I crawl back into bed when I get back to our apartment and I cuddle with Nash's pillow until I fall back asleep.

I'm woken up by my alarm a few hours later, I drag myself out of bed and get ready to go to the class. I definitely need some coffee this morning because of what little sleep I got. I stop by Dunkin Donuts for coffee and then head to class. I've made a few friends that I've neglected because I always want to study at home, the time Nash and I have together is limited so I opt to go home instead of joining the study group. These two weeks I'll definitely study with them because Nash is gone and I'll be lonely.

I sit in my usual spot and slowly the other students trickle in. I spot one of my friends Andrea Russet walk into class carrying coffee and her laptop like the rest of us.

"Ready for this one?" Andrea says as she sits next to me.

"God, no. I barely got sleep last night and I'm exhausted," I tell her as I sip my coffee.

"Why'd you barely get sleep? Studying all night?' She asks with a small smile on her face.

Andrea is genuinely such a nice person, she reminds me of Mahogany is so many ways. My thoughts cause a flash of guilt to go through me, I really neglected my friendship with Mahogany when Nash and I broke up. She was the first to tell me what an idiot I had been and so I started ignoring her texts and calls because I didn't want to hear it. I was so proud and stubborn that I didn't want to admit what a bad choice I had made. Mahogany eventually stopped communicating with me and I never rekindled our friendship when I got my head out of my ass because I felt too awful about the situation and I didn't want to face it.

"I did study a lot but I was doing some other stuff as well," I reply and I'm vague about it on purpose. I haven't introduced Nash to my friends from school, I'm so paranoid that one of them will try to steal him from me. I know it makes no sense but it's happened so many times that I just don't want to take the risk.

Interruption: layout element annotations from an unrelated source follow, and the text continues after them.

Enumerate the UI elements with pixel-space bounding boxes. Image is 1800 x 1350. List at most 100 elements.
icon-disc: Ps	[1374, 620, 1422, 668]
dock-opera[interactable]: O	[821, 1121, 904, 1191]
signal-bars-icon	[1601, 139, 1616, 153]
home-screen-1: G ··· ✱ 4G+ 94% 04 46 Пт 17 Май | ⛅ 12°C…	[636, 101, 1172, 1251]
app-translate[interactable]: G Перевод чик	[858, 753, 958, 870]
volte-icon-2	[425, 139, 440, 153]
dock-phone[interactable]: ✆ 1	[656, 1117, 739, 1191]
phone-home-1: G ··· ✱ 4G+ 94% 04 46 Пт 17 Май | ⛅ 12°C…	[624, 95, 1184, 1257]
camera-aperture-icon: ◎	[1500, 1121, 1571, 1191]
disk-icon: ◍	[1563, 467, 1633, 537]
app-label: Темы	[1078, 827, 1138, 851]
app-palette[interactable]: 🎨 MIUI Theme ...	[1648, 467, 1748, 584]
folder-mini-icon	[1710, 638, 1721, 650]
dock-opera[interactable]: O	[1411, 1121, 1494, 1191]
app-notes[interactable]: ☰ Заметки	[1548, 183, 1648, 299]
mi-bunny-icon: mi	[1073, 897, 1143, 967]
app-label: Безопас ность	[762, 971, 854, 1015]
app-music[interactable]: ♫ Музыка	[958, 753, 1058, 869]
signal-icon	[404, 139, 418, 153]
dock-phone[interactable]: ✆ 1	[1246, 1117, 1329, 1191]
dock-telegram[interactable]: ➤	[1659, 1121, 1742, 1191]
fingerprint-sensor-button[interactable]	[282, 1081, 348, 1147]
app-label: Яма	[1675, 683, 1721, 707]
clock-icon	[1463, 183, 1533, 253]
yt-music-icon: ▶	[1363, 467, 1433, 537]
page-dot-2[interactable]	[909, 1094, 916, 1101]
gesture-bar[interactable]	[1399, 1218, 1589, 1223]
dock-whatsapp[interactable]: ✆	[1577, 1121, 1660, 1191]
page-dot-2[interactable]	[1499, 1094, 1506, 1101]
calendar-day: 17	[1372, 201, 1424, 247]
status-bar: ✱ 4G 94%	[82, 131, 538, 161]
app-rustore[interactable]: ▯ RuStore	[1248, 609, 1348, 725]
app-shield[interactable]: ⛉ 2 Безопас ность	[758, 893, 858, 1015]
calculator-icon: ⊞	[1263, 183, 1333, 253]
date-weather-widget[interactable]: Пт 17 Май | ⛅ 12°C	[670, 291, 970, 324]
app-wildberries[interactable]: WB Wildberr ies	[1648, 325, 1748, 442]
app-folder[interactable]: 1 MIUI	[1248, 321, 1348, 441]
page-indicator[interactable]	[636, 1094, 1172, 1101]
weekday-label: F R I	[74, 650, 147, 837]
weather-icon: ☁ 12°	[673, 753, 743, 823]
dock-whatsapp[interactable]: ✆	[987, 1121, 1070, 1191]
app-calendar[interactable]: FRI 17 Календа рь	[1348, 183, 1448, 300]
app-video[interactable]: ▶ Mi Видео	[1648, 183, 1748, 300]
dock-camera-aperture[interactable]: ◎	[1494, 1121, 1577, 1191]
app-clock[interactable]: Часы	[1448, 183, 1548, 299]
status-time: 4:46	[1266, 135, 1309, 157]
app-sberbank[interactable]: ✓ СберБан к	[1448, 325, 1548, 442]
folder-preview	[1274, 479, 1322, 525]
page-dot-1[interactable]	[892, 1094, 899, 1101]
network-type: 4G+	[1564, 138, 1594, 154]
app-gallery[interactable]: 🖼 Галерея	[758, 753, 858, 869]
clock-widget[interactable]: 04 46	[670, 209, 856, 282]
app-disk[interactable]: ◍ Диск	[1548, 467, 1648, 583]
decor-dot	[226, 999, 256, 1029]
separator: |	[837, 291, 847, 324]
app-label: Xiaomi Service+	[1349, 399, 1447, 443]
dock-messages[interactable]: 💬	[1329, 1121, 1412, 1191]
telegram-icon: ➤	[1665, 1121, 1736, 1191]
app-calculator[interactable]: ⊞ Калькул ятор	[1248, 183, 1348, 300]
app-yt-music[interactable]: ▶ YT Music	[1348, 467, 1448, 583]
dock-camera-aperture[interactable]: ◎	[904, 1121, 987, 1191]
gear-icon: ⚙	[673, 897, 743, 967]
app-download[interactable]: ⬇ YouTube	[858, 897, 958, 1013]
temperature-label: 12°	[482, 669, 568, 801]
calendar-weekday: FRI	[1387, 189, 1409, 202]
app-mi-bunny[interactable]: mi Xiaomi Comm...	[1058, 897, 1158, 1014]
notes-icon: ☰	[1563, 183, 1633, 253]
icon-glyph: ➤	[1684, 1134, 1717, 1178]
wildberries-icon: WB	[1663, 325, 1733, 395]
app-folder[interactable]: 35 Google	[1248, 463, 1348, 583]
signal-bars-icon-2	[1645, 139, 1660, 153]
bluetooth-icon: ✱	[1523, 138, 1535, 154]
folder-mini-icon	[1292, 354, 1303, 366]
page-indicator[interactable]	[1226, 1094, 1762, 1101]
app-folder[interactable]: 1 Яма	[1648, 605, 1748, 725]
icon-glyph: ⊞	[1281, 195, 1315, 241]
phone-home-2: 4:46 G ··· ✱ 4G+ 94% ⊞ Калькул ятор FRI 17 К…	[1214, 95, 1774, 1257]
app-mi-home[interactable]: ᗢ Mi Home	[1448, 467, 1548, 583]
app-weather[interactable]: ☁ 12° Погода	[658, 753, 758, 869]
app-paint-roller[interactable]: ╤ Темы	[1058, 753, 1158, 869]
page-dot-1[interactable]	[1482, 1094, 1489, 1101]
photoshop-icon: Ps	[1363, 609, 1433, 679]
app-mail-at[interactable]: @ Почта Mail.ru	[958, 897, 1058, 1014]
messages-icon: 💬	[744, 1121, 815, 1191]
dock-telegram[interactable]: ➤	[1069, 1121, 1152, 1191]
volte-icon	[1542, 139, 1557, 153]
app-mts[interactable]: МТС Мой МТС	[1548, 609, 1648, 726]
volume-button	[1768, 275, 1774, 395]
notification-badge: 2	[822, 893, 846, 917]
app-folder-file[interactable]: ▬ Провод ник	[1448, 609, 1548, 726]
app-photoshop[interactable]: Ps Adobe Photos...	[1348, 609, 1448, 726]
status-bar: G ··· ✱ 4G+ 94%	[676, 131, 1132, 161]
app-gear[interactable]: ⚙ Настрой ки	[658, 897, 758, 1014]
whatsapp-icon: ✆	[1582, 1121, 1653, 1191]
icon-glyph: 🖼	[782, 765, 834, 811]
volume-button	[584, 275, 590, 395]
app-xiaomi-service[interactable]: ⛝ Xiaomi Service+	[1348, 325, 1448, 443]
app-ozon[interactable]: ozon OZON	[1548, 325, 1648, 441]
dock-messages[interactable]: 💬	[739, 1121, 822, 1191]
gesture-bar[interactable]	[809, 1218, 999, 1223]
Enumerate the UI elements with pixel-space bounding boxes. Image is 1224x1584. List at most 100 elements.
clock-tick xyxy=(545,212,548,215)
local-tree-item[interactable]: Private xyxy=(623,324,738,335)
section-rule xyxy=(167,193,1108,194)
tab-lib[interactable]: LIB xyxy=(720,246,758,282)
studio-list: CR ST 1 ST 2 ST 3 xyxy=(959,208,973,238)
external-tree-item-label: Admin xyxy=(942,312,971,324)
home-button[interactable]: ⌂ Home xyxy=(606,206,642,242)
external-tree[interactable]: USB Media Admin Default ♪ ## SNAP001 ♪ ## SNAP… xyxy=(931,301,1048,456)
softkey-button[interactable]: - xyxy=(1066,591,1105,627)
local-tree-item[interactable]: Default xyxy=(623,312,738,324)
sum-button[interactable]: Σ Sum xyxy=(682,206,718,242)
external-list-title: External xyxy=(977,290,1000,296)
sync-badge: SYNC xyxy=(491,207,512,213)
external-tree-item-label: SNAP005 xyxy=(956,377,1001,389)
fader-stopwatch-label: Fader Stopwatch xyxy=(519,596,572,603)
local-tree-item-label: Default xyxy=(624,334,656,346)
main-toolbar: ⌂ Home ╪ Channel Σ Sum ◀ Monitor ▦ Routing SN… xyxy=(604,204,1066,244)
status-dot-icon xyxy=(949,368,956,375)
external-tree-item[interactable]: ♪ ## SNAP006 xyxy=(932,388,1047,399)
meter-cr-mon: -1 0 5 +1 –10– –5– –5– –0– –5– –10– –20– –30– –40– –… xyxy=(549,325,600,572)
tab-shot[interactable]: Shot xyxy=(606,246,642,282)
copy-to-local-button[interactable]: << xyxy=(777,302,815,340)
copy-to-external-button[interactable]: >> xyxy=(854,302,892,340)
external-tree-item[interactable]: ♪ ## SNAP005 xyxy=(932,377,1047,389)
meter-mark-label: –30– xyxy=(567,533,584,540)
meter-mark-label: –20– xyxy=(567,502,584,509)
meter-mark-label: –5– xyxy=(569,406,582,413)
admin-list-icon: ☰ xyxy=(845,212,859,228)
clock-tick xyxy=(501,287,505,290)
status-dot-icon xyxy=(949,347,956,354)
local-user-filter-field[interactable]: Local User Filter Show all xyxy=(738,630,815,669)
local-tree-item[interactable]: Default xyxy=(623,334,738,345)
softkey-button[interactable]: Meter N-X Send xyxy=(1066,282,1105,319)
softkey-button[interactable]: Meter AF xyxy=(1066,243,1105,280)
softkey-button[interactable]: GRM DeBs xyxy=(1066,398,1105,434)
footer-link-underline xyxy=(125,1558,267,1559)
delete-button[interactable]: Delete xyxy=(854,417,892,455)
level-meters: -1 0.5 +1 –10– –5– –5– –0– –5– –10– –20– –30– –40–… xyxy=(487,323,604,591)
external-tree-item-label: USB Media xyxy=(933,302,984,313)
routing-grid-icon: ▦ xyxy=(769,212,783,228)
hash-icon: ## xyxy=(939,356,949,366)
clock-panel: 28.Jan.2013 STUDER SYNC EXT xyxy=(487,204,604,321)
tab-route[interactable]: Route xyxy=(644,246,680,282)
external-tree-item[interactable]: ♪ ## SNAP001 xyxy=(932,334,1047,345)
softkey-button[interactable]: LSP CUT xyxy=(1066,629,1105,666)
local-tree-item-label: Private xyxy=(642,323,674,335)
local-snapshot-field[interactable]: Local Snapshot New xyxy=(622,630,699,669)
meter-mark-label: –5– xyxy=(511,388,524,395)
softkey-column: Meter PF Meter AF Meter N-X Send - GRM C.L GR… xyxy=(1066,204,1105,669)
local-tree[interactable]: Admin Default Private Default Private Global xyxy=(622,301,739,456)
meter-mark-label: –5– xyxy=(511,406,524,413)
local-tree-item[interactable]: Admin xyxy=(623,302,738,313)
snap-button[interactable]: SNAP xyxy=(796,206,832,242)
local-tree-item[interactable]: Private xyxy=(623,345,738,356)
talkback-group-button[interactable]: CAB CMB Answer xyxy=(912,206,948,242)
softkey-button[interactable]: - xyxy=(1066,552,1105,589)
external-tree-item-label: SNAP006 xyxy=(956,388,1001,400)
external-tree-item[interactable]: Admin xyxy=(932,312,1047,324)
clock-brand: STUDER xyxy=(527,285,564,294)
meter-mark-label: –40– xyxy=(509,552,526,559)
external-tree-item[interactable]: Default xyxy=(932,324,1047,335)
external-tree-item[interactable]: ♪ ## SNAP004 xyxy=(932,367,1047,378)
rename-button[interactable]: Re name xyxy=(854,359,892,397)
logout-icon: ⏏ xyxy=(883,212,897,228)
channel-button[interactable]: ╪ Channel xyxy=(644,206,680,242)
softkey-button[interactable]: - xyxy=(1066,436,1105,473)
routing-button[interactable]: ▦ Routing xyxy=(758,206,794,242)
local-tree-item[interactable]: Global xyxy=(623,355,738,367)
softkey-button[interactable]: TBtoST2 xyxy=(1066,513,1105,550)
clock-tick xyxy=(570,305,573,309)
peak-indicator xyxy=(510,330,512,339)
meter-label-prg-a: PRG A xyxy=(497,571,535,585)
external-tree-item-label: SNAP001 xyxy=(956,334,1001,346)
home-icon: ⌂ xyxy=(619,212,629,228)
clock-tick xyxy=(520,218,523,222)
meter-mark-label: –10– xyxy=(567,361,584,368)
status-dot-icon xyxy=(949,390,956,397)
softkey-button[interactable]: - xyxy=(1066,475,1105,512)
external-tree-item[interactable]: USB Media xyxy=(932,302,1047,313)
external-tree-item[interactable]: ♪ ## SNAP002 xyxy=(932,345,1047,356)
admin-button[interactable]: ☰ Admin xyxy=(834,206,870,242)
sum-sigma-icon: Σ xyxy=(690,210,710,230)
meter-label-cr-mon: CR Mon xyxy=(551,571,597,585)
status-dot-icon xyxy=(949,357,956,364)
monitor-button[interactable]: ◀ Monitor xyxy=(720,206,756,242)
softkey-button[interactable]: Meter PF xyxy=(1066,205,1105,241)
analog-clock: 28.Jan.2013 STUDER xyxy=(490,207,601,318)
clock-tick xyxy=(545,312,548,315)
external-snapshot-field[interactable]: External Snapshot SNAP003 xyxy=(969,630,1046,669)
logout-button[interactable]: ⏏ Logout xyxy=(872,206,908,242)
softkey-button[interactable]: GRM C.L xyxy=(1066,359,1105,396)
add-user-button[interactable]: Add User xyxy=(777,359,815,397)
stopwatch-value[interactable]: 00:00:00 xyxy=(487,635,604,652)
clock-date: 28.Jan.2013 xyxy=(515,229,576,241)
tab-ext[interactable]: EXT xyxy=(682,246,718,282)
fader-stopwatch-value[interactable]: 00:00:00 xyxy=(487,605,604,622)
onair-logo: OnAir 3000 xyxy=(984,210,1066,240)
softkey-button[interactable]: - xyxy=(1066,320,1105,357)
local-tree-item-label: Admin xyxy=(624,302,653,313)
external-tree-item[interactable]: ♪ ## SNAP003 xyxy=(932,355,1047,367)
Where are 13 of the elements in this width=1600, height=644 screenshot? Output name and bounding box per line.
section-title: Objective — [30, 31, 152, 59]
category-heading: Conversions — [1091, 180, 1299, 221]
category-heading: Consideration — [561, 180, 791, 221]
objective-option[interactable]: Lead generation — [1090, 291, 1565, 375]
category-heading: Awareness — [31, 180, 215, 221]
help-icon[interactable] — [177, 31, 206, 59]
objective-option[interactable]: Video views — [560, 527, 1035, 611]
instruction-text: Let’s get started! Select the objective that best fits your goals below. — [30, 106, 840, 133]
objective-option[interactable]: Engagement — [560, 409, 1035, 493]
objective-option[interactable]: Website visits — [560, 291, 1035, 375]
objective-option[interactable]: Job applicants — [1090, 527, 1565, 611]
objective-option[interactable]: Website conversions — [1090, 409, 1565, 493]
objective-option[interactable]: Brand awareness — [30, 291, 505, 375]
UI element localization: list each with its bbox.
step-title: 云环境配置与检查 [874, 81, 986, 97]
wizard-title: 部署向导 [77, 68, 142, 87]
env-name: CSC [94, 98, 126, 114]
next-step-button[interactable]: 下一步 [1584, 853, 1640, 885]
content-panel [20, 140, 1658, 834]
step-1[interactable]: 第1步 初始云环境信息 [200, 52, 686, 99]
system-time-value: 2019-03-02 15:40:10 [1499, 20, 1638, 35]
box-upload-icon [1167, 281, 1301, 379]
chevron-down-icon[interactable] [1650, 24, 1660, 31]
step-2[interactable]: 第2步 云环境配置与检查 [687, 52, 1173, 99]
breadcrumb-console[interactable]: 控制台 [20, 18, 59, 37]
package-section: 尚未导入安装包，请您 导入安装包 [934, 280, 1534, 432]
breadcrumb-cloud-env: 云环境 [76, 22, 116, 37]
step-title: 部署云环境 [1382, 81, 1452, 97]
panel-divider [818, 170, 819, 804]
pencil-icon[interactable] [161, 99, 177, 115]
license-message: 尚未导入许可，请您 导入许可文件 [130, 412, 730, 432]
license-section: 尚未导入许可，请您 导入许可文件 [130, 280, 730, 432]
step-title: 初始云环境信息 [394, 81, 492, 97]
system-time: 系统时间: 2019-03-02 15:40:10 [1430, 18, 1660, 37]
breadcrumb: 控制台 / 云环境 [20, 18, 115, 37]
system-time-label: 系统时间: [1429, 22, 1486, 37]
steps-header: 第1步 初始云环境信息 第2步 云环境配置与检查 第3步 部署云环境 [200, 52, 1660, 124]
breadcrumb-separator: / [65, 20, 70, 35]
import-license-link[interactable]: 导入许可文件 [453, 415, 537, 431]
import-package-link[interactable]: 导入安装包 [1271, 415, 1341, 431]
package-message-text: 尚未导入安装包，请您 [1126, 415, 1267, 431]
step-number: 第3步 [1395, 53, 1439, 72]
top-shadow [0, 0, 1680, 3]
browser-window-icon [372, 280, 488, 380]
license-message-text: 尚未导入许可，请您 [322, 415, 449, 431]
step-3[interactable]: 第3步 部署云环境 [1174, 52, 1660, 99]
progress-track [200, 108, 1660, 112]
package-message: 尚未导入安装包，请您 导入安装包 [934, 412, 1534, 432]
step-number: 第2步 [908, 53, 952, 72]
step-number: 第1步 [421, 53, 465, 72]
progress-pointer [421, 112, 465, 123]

"We should go out for drinks when we own the shit out of this test," Andrea tells me and I laugh softly at her.

"It'll either be drinks to celebrate or drinks to drown our sorrows cause we failed, either way we still have drinks." I reply and she reaches over with her palm out, I slap it lightly just as the professor walks into the auditorium.

"Put everything underneath your chairs, books, laptops, coffee, bottled water. You know the drill," he states and the room is a flurry of activity as everyone follows his instructions. This professor is a hard ass, he will immediately fail you if there's even a hint of cheating.

As soon as he passes out the test I get to work, I feel so relieved half way through because I know most of the answers. I guess my studying last night was effective.

When the class is finished the test we move on to new content. Unlike in undergrad where I used to get let out as soon as I finished the test, we actually have to learn after our brains are fried.

I finish my coffee as I type out detailed notes on my laptop. When I get back home I'll print them out and highlight important parts.

We are let out hours later and Andrea and I immediately hit the bar with a couple of our other friends.